Sungkowo

Belum menuliskan informasi profilenya.

Selengkapnya
Navigasi Web

Teman

Teman saya bercerita pada suatu ketika kepada saya. Tentang teman sekolahnya saat masih SMP. Kalau usia teman saya sekarang 50 tahun, setidaknya sudah 35 tahun lalu mereka awal berpisah. Itu saya hitung ketika mereka siswa SMP, kira-kira berusia 15 tahun. Jadi, sudah lama berpisah.

Ia menceritakan temannya karena baru saja ia bertemu. Pertemuan mereka, berdasarkan cerita teman saya, sangat menarik. Sebab, dari lokasi pertemuan saja tak terkirakan oleh mereka. Mereka bertemu di sekolah, tempat kami mengajar. Selain itu, mereka memiliki profesi yang berbeda dan yang “mengenal” terlebih dahulu bukan teman saya, tetapi temannya.

Teman saya berprofesi seperti saya, guru. Sementara temannya berprofesi sebagai pekerja harian. Pertemuan mereka terjadi karena sang pekerja harian sedang bekerja di sekolah, tempat kami mengabdi. Pertemuan yang tentu secara tiba-tiba. Sang pekerja harian membutuhkan pekerjaan, sementara sekolah sedang memiliki pekerjaan yang membutuhkan keahliannya. Jadi, kloplah.

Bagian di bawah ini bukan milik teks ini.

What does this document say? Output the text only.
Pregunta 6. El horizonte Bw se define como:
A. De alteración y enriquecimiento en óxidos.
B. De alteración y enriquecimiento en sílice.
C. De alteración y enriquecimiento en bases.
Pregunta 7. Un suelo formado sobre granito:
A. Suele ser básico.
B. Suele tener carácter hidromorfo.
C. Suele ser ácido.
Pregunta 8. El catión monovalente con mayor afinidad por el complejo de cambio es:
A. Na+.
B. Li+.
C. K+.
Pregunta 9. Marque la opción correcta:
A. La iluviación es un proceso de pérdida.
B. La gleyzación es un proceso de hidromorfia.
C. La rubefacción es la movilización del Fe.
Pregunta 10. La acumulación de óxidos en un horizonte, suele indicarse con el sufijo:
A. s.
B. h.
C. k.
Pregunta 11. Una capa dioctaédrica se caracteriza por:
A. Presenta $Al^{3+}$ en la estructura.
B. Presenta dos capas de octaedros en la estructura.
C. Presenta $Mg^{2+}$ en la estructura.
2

Sang pekerja harian tentu tak membayangkan (kalau akhirnya) dapat bertemu teman lama. Ia mengerjakan pekerjaan yang berada di luar ruang. Saya melihat salah satunya adalah membersihkan pohon di lingkungan sekolah. Memangkas cabang atau reranting pohon-pohon yang sudah kering. Karena dimungkinkan berbahaya kalau patah dan menimpa orang. Pekerjaan itu yang saya kira memungkinkan dirinya memiliki peluang dapat bertemu teman lama.

Sebab, teman saya mengampu mata pelajaran (mapel) Penjasorkes. Banyak waktu melakukan pembelajaran di luar kelas alias lapangan. Dan, bukan mustahil ketika teman saya mengajar sang pekerja harian mengamat-amati. Tidak hanya mengamat-amati fisik, tetapi juga sebutan nama karena sangat mungkin anak-anak menyebut nama guru yang sedang mengajarnya. Dan, itu semua dapat mengingatkannya pada sosok teman lama.

Yang menarik bagi saya adalah sang pekerja harian itu memiliki keberanian untuk mengomunikasikannya. Saya tidak dapat menggambarkan secara detail bagaimana komunikasi yang terjadi antarkeduanya. Tetapi, teman saya mengatakan bahwa temannya yang mengomunikasikan terlebih dahulu. Sehingga akhirnya terjadi perjumpaan yang menurut saya sangat mengesankan itu. Lama berpisah. Tiba-tiba berjumpa dalam keadaan yang tidak terduga karena tak dirancang seperti acara reuni. Sehingga sangat natural. Guru dan pekerja harian, teman lama, berjumpa.

Yang menarik lagi adalah saat teman saya menawarinya untuk bergabung di grup WhatsApp SMP. Ia menolak. Ia memahami dirinya. Tidak mungkin bergabung dengan teman-teman SMP-nya dalam grup tersebut. Karena tentu akan ada konsekuensi-konsekuensi yang dihadapinya. Yang, ia mungkin tidak menjangkaunya. Jadi, lebih baik menolak ketimbang menerimanya.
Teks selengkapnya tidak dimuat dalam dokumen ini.